Cult : Leontopolis and Memphis

Symbols : red linen, sun disc, and a lioness

GEB: God of Earth

Ancient Egyptian Gods and Goddesses: GEB: God of Earth
Ancient Egyptian Gods and Goddesses: GEB: God of Earth

Reverence of Geb was widespread and various legends came about regarding him. That’s why he is often depicted in wall arts in Egypt. Several versions of his name included Qeb, Keb, and Seb. Two other titles also included “Father of the Gods” and “Chief of the Gods”. His role in the Egyptian mythology pertained to his position as the father of Gods of Osirians. Because of this position, the Greeks equated him with Cronus. As the God of the Earth, he was the third divine ruler of the gods and was portrayed as the tribal chieftain. The pharaohs even boasted being the descendants of Geb. That’s probably why Egypt was also known as “the house of Geb”.
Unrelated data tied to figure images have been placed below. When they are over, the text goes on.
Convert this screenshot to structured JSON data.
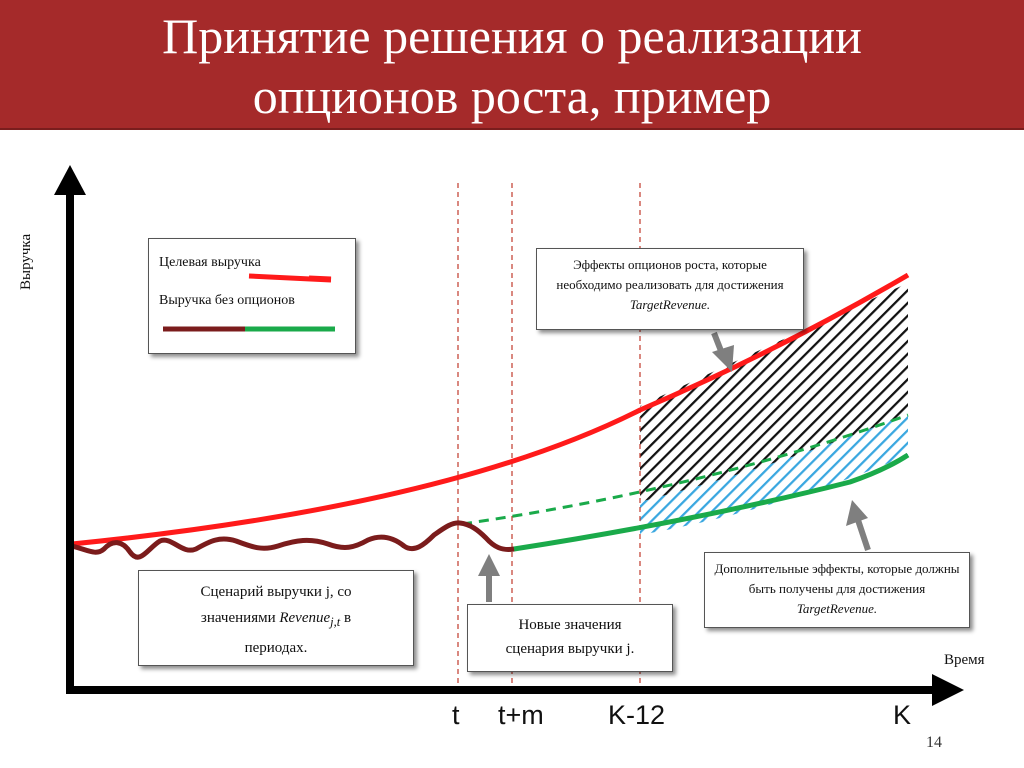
{
  "slide": {
    "title_line1": "Принятие решения о реализации",
    "title_line2": "опционов роста, пример",
    "page_number": "14"
  },
  "axes": {
    "y_label": "Выручка",
    "x_label": "Время",
    "ticks": [
      "t",
      "t+m",
      "K-12",
      "K"
    ]
  },
  "legend": {
    "target_label": "Целевая выручка",
    "no_options_label": "Выручка без опционов"
  },
  "notes": {
    "growth_effects_text": "Эффекты опционов роста, которые необходимо реализовать для достижения",
    "growth_effects_math": "TargetRevenue.",
    "additional_effects_text": "Дополнительные эффекты, которые должны быть получены для достижения",
    "additional_effects_math": "TargetRevenue.",
    "scenario_line1": "Сценарий выручки j, со",
    "scenario_line2_pre": "значениями",
    "scenario_math": "Revenue",
    "scenario_sub": "j,t",
    "scenario_line2_post": "в",
    "scenario_line3": "периодах.",
    "new_values_line1": "Новые значения",
    "new_values_line2": "сценария выручки j."
  },
  "colors": {
    "title_bg": "#a52a2a",
    "target_line": "#ff1a1a",
    "revenue_history": "#7b1c1c",
    "revenue_new": "#1aaa4a",
    "hatch_black": "#111111",
    "hatch_blue": "#39a7e0",
    "guide_dashed": "#c0392b"
  }
}
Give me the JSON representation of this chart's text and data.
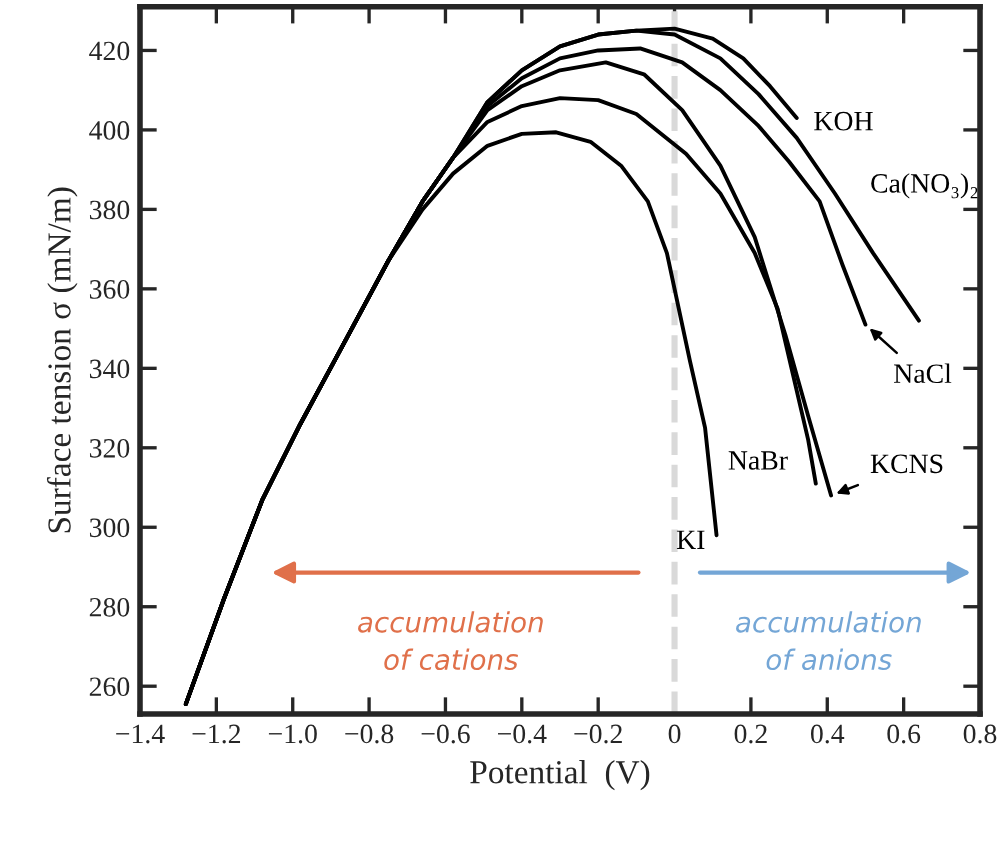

Another role pertaining to his position included having an imperative function in the part of the Egyptian soul to the afterlife. After the burial of the deceased, Geb was believed to play the part in the soul’s journey. He was also present at the judgment ceremony in which the gods weighed the heart of the deceased. Geb would release the soul from the earth if the soul was righteous and allow him/her to continue his/her journey. Because he carried out the title “Great Cackler”, he became associated with the goose. It’s most likely due to the fact that Geb laid the egg which contained the sun. However, he was also sometimes portrayed as a man standing/sitting with an ankh and a staff in his hands.

Wife: Nut (also his sister)

Father: Shu (God of Air)

Children: Osiris, Seth, and Isis

Temples: Heliopolis

Symbols: the goose

This list of prevalently worshipped ancient Egyptian gods and goddesses and their roles definitely gives us a clear idea that the magical world of ancient Egypt also possessed human-like quality and they could be rewarded and punished for their actions. They could get angry, they could be pleasant and they could get in love!